Acosta’s ‘No’ vote a disservice to PVUSD students
Amid a national teacher shortage, last week Trustee Georgia Acosta voted to make it even more challenging to put a quality teacher in every classroom. With hard-to-staff positions in areas like special education and science, schools occasionally turn to teacher interns after an effort to recruit a fully-credentialed teacher comes up empty. Interns are qualified with a college degree in their field and work toward their full credential while they teach. With astonishing bad judgment, Acosta voted against this practice at the last school board meeting. That would force schools to hire a revolving door of emergency subs, the kind that steps in for a day or two when a teacher is ill.
When my daughter was a freshman at WHS, the school was unable to fill a suddenly vacated biology teacher position and had to fall back on emergency subs. In the first semester alone, she had five different teachers who lacked a background in the curriculum. Since emergency subs are only credentialed to teach up to 30 days at a time, she also experienced a series of what she called in-between subs. If a teacher intern had been available, my daughter and her peers would have benefited. What she experienced is rare, as it should be, but Acosta’s vote would make this a regular occurrence at every school across the district. It was an ill-informed vote that either reveals our current board member doesn’t understand public education or is working from the inside to dismantle our community schools. My family and my Area II neighbors deserve better. I encourage everyone to support the effort to recall Acosta.
Gina Gallino Cole, Watsonville
Budgeting a better future
While California this week moved to a “new normal,” the state of our state is dire. Californians are experiencing one of the worst droughts in recorded history, fire season is fueling anxiety and Covid-19 has caused immense grief, loss and trauma. With that as a backdrop, we are confronted with two big public health issues that we must address locally: Covid-19 recovery and systemic racism within policing.

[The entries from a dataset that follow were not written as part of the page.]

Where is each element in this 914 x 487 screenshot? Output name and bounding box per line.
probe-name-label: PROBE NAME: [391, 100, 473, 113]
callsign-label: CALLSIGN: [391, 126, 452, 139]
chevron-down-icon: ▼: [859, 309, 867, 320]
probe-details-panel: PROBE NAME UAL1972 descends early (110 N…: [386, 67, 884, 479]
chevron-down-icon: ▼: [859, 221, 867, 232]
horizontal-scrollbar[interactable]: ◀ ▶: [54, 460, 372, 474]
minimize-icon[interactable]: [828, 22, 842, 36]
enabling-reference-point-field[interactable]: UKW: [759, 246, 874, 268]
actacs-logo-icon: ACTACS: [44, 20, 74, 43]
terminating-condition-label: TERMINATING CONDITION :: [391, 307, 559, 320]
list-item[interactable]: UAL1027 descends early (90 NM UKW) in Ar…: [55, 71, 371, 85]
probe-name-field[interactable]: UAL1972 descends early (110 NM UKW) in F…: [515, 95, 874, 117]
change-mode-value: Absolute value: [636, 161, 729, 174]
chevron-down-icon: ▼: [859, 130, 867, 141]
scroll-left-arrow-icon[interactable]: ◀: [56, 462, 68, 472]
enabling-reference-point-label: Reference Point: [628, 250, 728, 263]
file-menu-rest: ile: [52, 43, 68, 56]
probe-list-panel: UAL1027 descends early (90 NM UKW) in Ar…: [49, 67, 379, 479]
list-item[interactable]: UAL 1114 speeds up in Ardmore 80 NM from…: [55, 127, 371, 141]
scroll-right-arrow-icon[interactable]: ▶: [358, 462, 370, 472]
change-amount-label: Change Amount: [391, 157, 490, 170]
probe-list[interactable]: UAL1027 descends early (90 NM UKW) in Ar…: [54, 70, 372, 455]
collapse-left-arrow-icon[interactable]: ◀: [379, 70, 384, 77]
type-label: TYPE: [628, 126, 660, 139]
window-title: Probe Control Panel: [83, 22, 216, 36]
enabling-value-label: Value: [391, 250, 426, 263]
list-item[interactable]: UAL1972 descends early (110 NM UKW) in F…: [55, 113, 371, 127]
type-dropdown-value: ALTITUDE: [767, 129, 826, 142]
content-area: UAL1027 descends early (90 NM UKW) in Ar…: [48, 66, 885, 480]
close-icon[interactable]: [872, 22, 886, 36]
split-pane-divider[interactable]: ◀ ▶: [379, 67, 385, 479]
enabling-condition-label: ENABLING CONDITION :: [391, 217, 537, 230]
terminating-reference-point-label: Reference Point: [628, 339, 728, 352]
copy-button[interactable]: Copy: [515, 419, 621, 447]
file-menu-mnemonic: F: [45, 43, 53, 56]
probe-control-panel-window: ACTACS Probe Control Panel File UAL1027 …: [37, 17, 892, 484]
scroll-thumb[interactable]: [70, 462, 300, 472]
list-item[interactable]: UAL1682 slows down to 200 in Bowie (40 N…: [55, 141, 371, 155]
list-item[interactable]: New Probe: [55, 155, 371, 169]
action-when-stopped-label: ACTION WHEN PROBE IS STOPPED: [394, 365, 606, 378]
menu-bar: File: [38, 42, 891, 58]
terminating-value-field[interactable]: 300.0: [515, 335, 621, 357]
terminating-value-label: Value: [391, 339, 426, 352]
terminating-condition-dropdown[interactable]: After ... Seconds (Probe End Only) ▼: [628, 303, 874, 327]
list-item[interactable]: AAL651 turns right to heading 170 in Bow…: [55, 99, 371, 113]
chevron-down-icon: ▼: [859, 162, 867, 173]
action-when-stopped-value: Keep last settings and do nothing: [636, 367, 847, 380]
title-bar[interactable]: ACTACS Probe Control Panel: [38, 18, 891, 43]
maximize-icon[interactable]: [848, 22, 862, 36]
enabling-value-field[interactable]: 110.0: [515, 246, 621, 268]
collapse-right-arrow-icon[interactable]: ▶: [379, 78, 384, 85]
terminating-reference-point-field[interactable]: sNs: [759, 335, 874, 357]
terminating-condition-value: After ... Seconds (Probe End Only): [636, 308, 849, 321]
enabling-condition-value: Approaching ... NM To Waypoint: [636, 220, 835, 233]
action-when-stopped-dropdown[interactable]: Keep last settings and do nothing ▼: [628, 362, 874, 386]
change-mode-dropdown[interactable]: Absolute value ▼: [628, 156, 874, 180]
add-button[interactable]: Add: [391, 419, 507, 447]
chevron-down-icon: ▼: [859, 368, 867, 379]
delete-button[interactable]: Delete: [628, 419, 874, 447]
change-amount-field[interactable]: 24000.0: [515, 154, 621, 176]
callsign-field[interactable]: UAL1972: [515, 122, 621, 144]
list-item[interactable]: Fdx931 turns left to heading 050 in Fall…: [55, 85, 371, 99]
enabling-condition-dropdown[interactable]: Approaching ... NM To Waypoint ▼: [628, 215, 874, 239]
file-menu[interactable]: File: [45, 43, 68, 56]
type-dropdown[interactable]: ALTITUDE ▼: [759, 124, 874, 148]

Throughout the pandemic, community members, public health leaders and others have elevated the many ways in which systemic racism shows up across society. The city of Watsonville proclaimed racism a health issue in 2020. The most pressing of which can be found in policing, particularly in the disparities in our city budget.
With the upcoming city of Watsonville budget vote on June 22, we have an opportunity to take direct action and pivot our city budget toward one that prioritizes economic prosperity and growth. For decades police budgets have become grossly inflated while handcuffing the economic prosperity of our community.
As it stands, the budget aligns with archaic and harmful tough-on-crime models that led to mass incarceration. Residents deserve a budget that prioritizes us through an economic development plan, increased access to intergenerational social services, cultural healing and art opportunities to address trauma (especially for those who are formerly incarcerated or system-involved youth and their families), and a strategy to address racial disparities across sectors.
We encourage residents to call and email their City Council representative before the budget vote to voice their ideas about where to invest our funds in order to build a better, more racially equitable Watsonville.